Real change, lasting change, does not occur, except when its preceded by the shifting attitudes of enough men and women who put love, compassion, and mercy above all else. In his book Just Mercy, Bryan Stevens writes;
“We are all implicated when we allow other people to be mistreated. The absence of compassion can corrupt the decency of a community, a state, a nation. Fear and anger can make us vindictive and abusive, unjust and unfair, until we all suffer from the absence of mercy and we condemn ourselves as much as we victimise others.”

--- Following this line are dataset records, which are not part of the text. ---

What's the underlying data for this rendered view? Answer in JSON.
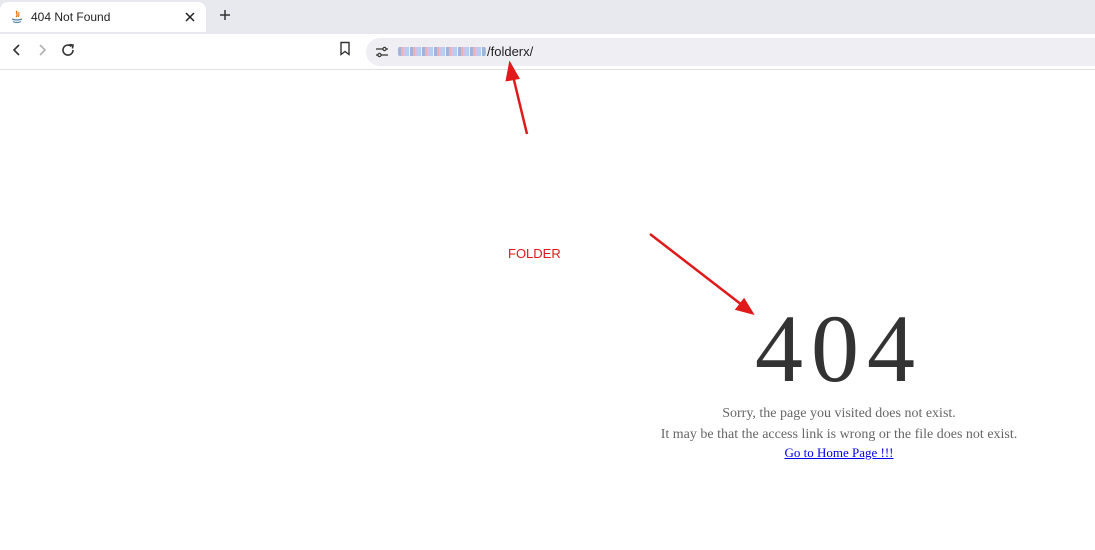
{
  "tab": {
    "title": "404 Not Found",
    "favicon": "java-cup-icon",
    "close_icon": "close-icon"
  },
  "toolbar": {
    "new_tab_icon": "plus-icon",
    "back_icon": "arrow-left-icon",
    "forward_icon": "arrow-right-icon",
    "reload_icon": "reload-icon",
    "bookmark_icon": "bookmark-icon",
    "site_info_icon": "tune-icon"
  },
  "address_bar": {
    "host_redacted": true,
    "path": "/folderx/"
  },
  "annotation": {
    "label": "FOLDER",
    "color": "#e0191b"
  },
  "error_page": {
    "code": "404",
    "message_line1": "Sorry, the page you visited does not exist.",
    "message_line2": "It may be that the access link is wrong or the file does not exist.",
    "home_link": "Go to Home Page !!!"
  }
}
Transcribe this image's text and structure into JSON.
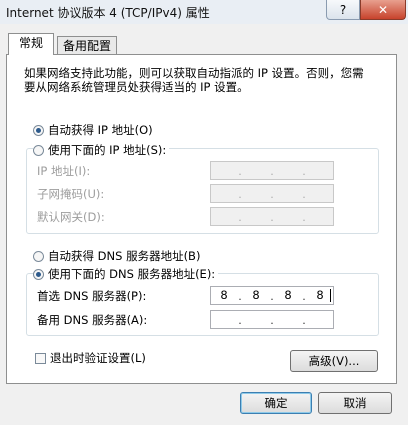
{
  "window": {
    "title": "Internet 协议版本 4 (TCP/IPv4) 属性",
    "help_label": "?",
    "close_label": "✕"
  },
  "tabs": [
    {
      "label": "常规"
    },
    {
      "label": "备用配置"
    }
  ],
  "description": "如果网络支持此功能，则可以获取自动指派的 IP 设置。否则，您需要从网络系统管理员处获得适当的 IP 设置。",
  "ip": {
    "auto_label": "自动获得 IP 地址(O)",
    "manual_label": "使用下面的 IP 地址(S):",
    "selected": "auto",
    "fields": [
      {
        "label": "IP 地址(I):",
        "octets": [
          "",
          "",
          "",
          ""
        ]
      },
      {
        "label": "子网掩码(U):",
        "octets": [
          "",
          "",
          "",
          ""
        ]
      },
      {
        "label": "默认网关(D):",
        "octets": [
          "",
          "",
          "",
          ""
        ]
      }
    ]
  },
  "dns": {
    "auto_label": "自动获得 DNS 服务器地址(B)",
    "manual_label": "使用下面的 DNS 服务器地址(E):",
    "selected": "manual",
    "fields": [
      {
        "label": "首选 DNS 服务器(P):",
        "octets": [
          "8",
          "8",
          "8",
          "8"
        ]
      },
      {
        "label": "备用 DNS 服务器(A):",
        "octets": [
          "",
          "",
          "",
          ""
        ]
      }
    ]
  },
  "validate_label": "退出时验证设置(L)",
  "validate_checked": false,
  "advanced_label": "高级(V)...",
  "ok_label": "确定",
  "cancel_label": "取消"
}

One thing the current COVID pandemic has shown us, is that we are all bounded by the same vulnerabilities, the same laws of nature, and the same matter that make us human. The imagined stories we tell ourselves, or the unwarranted labels we attach to others, or the judgments we pass devoid of empathy, have no relevance in making life worth living. So here’s my vaccine for preventing racism — for current and future generations;
Live, and let live. A phrase which is quoted often, but practiced rarely. Conformity was never part of the human condition. The beauty of creation (or evolution — depending on what you choose to believe) is in its diversity. Freedom, on the other hand, is a non-variable. The freedom to live, love, and die the way you want, so long as it doesn’t encroach on the freedom of others, is an inalienable right. It’s what makes us human. And the true measure of our worth as humans, is not in how we treat people most like us; it’s in how we treat those that are most different.